Livros retirados com uma pá de construção
Para finalizar, colo aqui trecho da poesia de Jonatã Nunes, poeta e gari, autor do livro O tempo é prioritário e meu vizinho de bairro.
“Senti o medo, o pavor
o trauma e os sustos
No meio do desespero,
segredos ainda vem escorrendo
Sobre o valor de nossas crenças
vi lágrimas em muitos terços
Em meio a um ato de esperança
há lágrimas e segredos”
(trecho de poema escrito por Jonatã e seu filho Murilo)

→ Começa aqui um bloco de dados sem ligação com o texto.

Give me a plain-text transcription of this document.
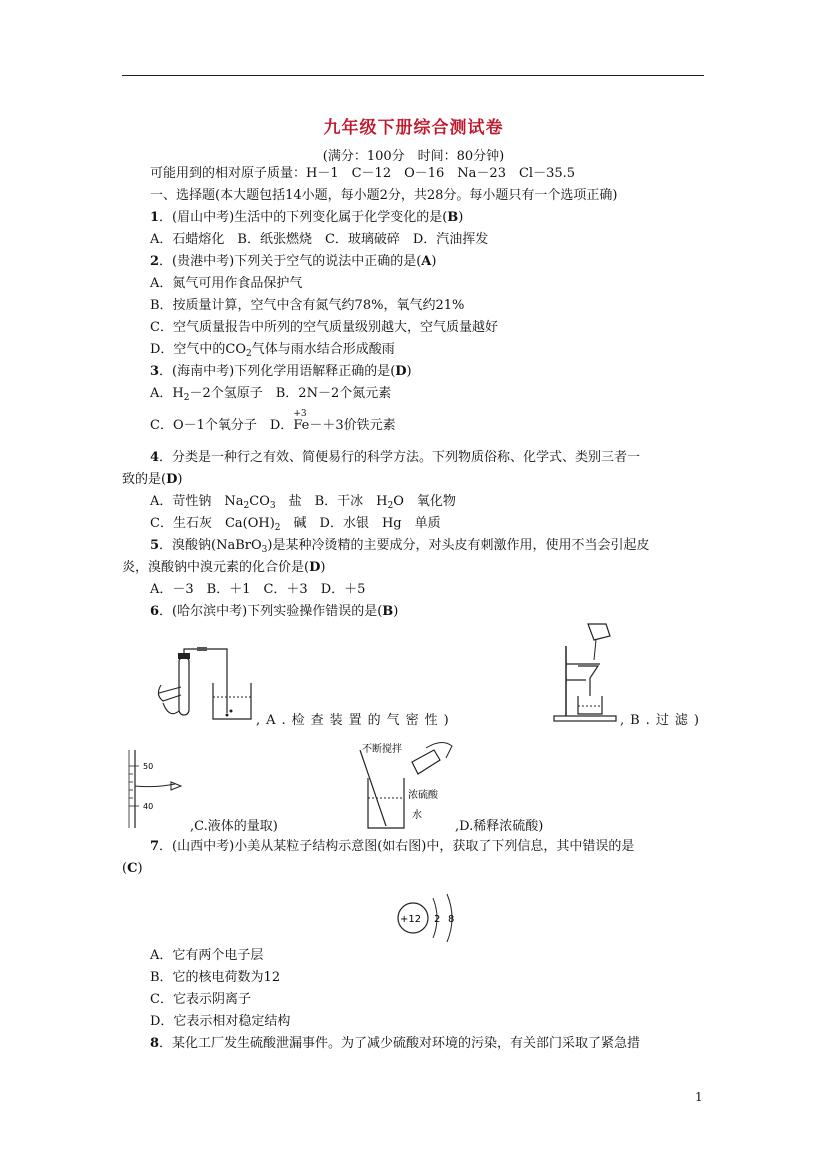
九年级下册综合测试卷
(满分：100分　时间：80分钟)
可能用到的相对原子质量：H－1　C－12　O－16　Na－23　Cl－35.5
一、选择题(本大题包括14小题，每小题2分，共28分。每小题只有一个选项正确)
1．(眉山中考)生活中的下列变化属于化学变化的是(B)
A．石蜡熔化　B．纸张燃烧　C．玻璃破碎　D．汽油挥发
2．(贵港中考)下列关于空气的说法中正确的是(A)
A．氮气可用作食品保护气
B．按质量计算，空气中含有氮气约78%，氧气约21%
C．空气质量报告中所列的空气质量级别越大，空气质量越好
D．空气中的$CO_2$气体与雨水结合形成酸雨
3．(海南中考)下列化学用语解释正确的是(D)
A．$H_2-2$个氢原子　B．2N－2个氮元素
C．O－1个氧分子　D．
+3
Fe－＋3价铁元素
4．分类是一种行之有效、简便易行的科学方法。下列物质俗称、化学式、类别三者一
致的是(D)
A．苛性钠　$Na_2CO_3$　盐　B．干冰　$H_2O$　氧化物
C．生石灰　$Ca(OH)_2$　碱　D．水银　Hg　单质
5．溴酸钠(NaBrO$_3$)是某种冷烫精的主要成分，对头皮有刺激作用，使用不当会引起皮
炎，溴酸钠中溴元素的化合价是(D)
A．－3　B．＋1　C．＋3　D．＋5
6．(哈尔滨中考)下列实验操作错误的是(B)
,A.检查装置的气密性)	,B.过滤)
50
40
,C.液体的量取)
不断搅拌
浓硫酸
水
,D.稀释浓硫酸)
7．(山西中考)小美从某粒子结构示意图(如右图)中，获取了下列信息，其中错误的是
(C)
+12 2 8
A．它有两个电子层
B．它的核电荷数为12
C．它表示阴离子
D．它表示相对稳定结构
8．某化工厂发生硫酸泄漏事件。为了减少硫酸对环境的污染，有关部门采取了紧急措
1
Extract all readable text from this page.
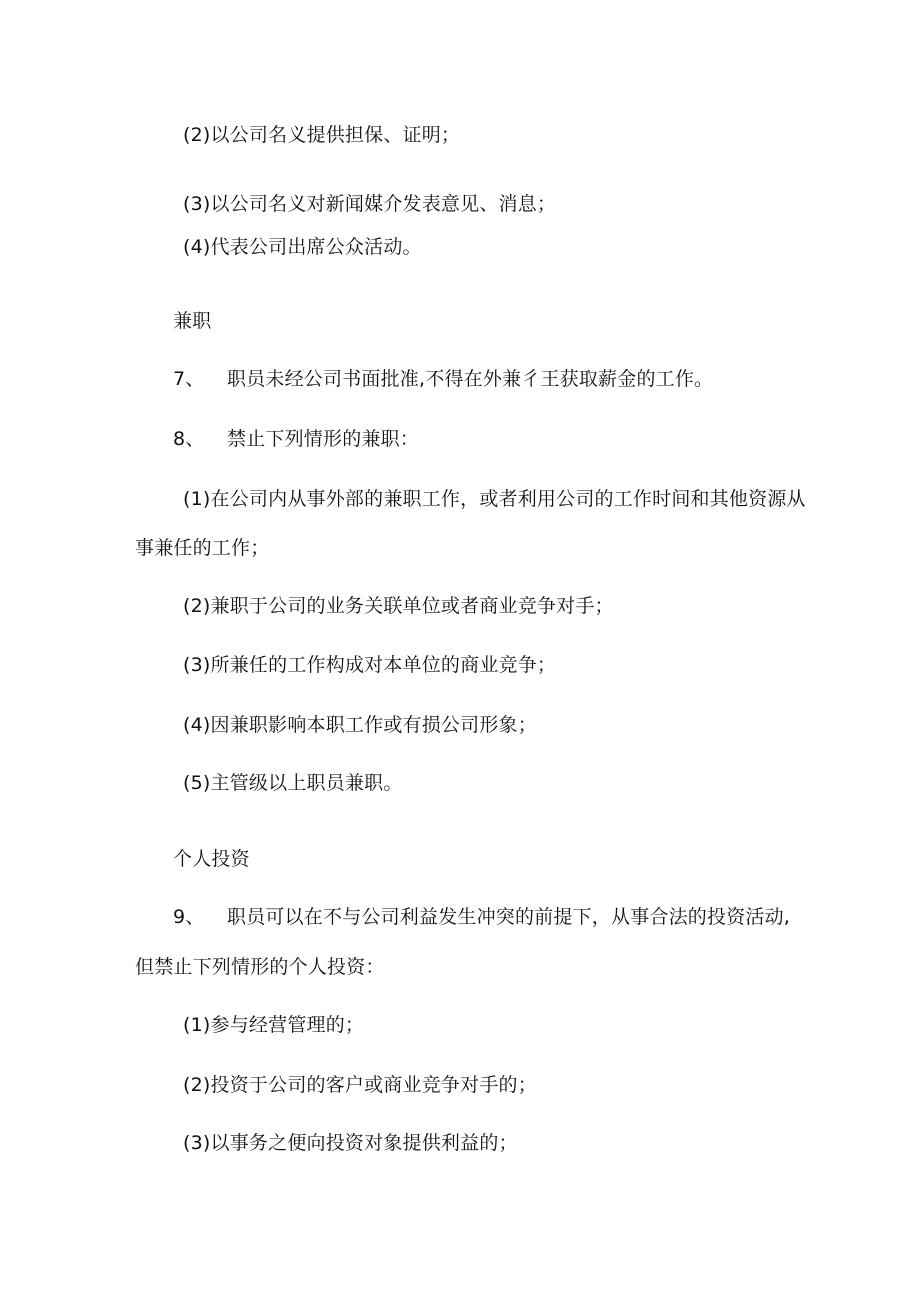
(2)以公司名义提供担保、证明；
(3)以公司名义对新闻媒介发表意见、消息；
(4)代表公司出席公众活动。
兼职
7、 职员未经公司书面批准,不得在外兼彳王获取薪金的工作。
8、 禁止下列情形的兼职：
(1)在公司内从事外部的兼职工作，或者利用公司的工作时间和其他资源从
事兼任的工作；
(2)兼职于公司的业务关联单位或者商业竞争对手；
(3)所兼任的工作构成对本单位的商业竞争；
(4)因兼职影响本职工作或有损公司形象；
(5)主管级以上职员兼职。
个人投资
9、 职员可以在不与公司利益发生冲突的前提下，从事合法的投资活动,
但禁止下列情形的个人投资：
(1)参与经营管理的；
(2)投资于公司的客户或商业竞争对手的；
(3)以事务之便向投资对象提供利益的；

Outras autoras e autores atingidos pela enchente:
Leituras do momento:
Não foi à toa que citei as conversas que tive com Daniel Galera e Morgana Kretzmann. Os livros deles tratam de desastres ecológicos. O deus das avencas (Daniel Galera) eu li cerca de dois anos atrás e me impactou demais. São três novelas que se passam no presente, num futuro mais próximo e num futuro bem distante. Água turva (Morgana Kretzmann) eu salvei da enchente. Com a umidade do alagamento, o papel ficou meio molenga, fora isso tá perfeito e o guardarei como lembrança. Também quero indicar Colapso, de Roberto Denser. Meu colega na editora DarkSide Books criou uma realidade dura, duríssima, que se passa 40 anos após um evento denominado marco zero. É um mundo hostil em que os homens, para sobreviver, fazem uso das atitudes mais violentas.
impressionado pela destruição e mais pela tua força em seguir escrevendo. Obrigado
Grande texto! Obrigado pela lembrança, Irka.